Amazon is launching a portal for buying insurance in the UK, challenging established price comparison sites in the latest indication of Big Tech’s growing ambitions in financial services.

Wednesday’s unveiling of Amazon’s home insurance comparison service comes a week after Apple announced a new high-yield savings account with Goldman Sachs.

Amazon already offers online payments, co-branded credit cards, gift cards and instalment-lending services, including a “buy now, pay later” partnership with Barclays in the UK.

In insurance, it offers extended warranties for some products purchased through its online store and, in India, car insurance via a partnership with Acko.

But the launch of an insurance aggregator in the UK could pave the way for a more expansive push into personal finance products in one of its largest markets outside the US.

Jonathan Feifs, Amazon’s general manager for payment products in Europe, said Wednesday’s launch of home contents and buildings insurance was “just the beginning”.

“Certainly, there are opportunities to improve other insurance shopping experiences as well,” he said.

The Seattle-based ecommerce giant will hope to succeed where rival Google failed in online comparison sites. Google Compare, a tool for comparing car insurance, credit cards and mortgages, was shut down in 2016 after operating for several years in the UK and a year in the US.

Amazon wants its portal to be a direct competitor to sites such as Moneysupermarket, Uswitch, Compare the Market and GoCompare, although it currently only has three insurance providers.

It will allow customers to compare and purchase buildings and contents insurance from a range of providers, without leaving its website. Its first three partners are Ageas, Co-op and LV, with more suppliers promised “early next year”. The portal will also allow customers to review their providers.

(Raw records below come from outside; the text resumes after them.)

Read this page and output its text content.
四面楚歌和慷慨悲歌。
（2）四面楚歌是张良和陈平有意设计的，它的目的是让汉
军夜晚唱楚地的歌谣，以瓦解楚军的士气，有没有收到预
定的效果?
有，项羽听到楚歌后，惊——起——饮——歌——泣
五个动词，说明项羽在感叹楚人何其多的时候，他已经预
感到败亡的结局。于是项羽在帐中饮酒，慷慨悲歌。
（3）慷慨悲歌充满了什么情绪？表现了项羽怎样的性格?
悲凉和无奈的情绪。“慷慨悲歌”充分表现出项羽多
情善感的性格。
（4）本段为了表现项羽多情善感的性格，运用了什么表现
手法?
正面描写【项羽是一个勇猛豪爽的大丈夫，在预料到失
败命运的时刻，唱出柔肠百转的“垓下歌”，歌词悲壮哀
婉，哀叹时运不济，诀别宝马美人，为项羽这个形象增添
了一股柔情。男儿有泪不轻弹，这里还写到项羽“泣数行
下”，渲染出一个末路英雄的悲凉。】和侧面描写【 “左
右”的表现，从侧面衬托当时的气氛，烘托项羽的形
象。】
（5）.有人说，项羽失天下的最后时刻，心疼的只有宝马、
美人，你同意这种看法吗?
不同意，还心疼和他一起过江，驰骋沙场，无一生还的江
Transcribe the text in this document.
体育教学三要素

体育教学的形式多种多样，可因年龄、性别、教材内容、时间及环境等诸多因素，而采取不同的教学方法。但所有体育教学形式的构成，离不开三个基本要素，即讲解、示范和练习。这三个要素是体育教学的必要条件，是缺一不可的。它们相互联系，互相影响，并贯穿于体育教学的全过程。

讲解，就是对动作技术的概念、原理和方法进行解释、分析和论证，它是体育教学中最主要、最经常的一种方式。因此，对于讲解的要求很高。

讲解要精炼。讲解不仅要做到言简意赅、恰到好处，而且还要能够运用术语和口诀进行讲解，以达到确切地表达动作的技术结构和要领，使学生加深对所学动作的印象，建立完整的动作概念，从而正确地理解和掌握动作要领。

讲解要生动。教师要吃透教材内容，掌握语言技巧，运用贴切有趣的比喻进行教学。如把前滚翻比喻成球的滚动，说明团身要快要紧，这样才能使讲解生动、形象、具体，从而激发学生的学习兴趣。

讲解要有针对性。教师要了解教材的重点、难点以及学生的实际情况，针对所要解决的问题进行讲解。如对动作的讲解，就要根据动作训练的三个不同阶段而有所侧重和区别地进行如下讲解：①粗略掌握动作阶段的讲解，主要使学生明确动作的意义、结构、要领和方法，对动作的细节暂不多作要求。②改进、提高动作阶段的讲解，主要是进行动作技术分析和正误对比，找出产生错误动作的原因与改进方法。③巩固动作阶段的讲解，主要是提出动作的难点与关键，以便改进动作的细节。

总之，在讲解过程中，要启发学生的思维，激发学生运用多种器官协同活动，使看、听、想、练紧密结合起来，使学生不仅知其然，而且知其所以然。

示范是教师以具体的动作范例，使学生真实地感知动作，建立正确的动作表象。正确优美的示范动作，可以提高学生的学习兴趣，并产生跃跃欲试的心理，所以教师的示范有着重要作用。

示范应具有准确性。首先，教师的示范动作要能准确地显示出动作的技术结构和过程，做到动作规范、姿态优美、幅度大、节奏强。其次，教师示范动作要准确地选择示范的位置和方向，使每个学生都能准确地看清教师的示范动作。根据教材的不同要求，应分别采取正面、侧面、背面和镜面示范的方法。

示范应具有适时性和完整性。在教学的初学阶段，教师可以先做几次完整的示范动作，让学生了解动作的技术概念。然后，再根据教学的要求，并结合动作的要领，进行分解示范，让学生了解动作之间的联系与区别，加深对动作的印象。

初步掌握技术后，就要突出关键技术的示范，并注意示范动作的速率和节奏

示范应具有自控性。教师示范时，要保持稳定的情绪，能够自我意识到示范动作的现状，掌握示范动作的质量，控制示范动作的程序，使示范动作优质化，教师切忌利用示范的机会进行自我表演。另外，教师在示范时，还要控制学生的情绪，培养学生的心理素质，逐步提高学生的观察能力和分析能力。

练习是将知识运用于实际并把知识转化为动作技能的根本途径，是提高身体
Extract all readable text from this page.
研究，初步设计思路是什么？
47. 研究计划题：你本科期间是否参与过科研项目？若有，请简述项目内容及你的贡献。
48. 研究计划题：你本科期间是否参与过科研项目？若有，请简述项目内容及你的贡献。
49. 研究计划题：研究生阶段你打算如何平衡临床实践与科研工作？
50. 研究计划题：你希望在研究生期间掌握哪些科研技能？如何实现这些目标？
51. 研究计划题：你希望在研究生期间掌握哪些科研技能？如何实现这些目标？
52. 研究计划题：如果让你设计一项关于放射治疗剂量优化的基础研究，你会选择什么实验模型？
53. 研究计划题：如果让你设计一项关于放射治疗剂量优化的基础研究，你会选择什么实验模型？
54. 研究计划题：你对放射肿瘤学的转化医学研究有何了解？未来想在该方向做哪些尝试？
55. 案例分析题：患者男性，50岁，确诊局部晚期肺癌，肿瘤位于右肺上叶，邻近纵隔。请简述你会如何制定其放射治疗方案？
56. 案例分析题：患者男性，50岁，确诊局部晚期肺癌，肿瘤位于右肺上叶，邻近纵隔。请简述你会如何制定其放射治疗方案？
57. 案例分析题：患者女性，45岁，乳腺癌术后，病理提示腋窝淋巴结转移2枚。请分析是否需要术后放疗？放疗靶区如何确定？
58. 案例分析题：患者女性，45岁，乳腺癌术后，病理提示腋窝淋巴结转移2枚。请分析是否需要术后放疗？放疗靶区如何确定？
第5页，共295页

Amazon will take a commission from each sale and said that customer data collected during the application would be ringfenced from the company’s other business units, including its fast-growing advertising division and its Ring home security cameras.

Feifs said that it would only select providers that meet the “Amazon Standard of Cover”, which includes timeframes for claims handling as well as coverage for the most common claims, and that price was “not part of the discussion”. “We are far from taking all comers to the Amazon Insurance Store,” he said.

Britain has long been one of the world’s most active markets for price comparison sites, unlike the US where most insurance is purchased directly.

Online aggregators have generally benefited from the cost of living crisis, as customers shop around for savings. Shares in Moneysupermarket rose 7.5 per cent on Tuesday after it reported that third-quarter trading was ahead of expectations.

However, the industry is still adapting to new regulations that came into force earlier this year. These rules prevent “price walking”: a gradual increase in premiums when customers renew every year, which had encouraged switching in the past.

The UK’s price comparison sites have seen consolidation over the past two years. British magazine publisher Future closed its £594mn acquisition of GoCompare in February 2021. Two months later, Silver Lake-owned ZPG, which owns Uswitch and property site Zoopla, acquired Confused.com from Admiral Group for £508mn.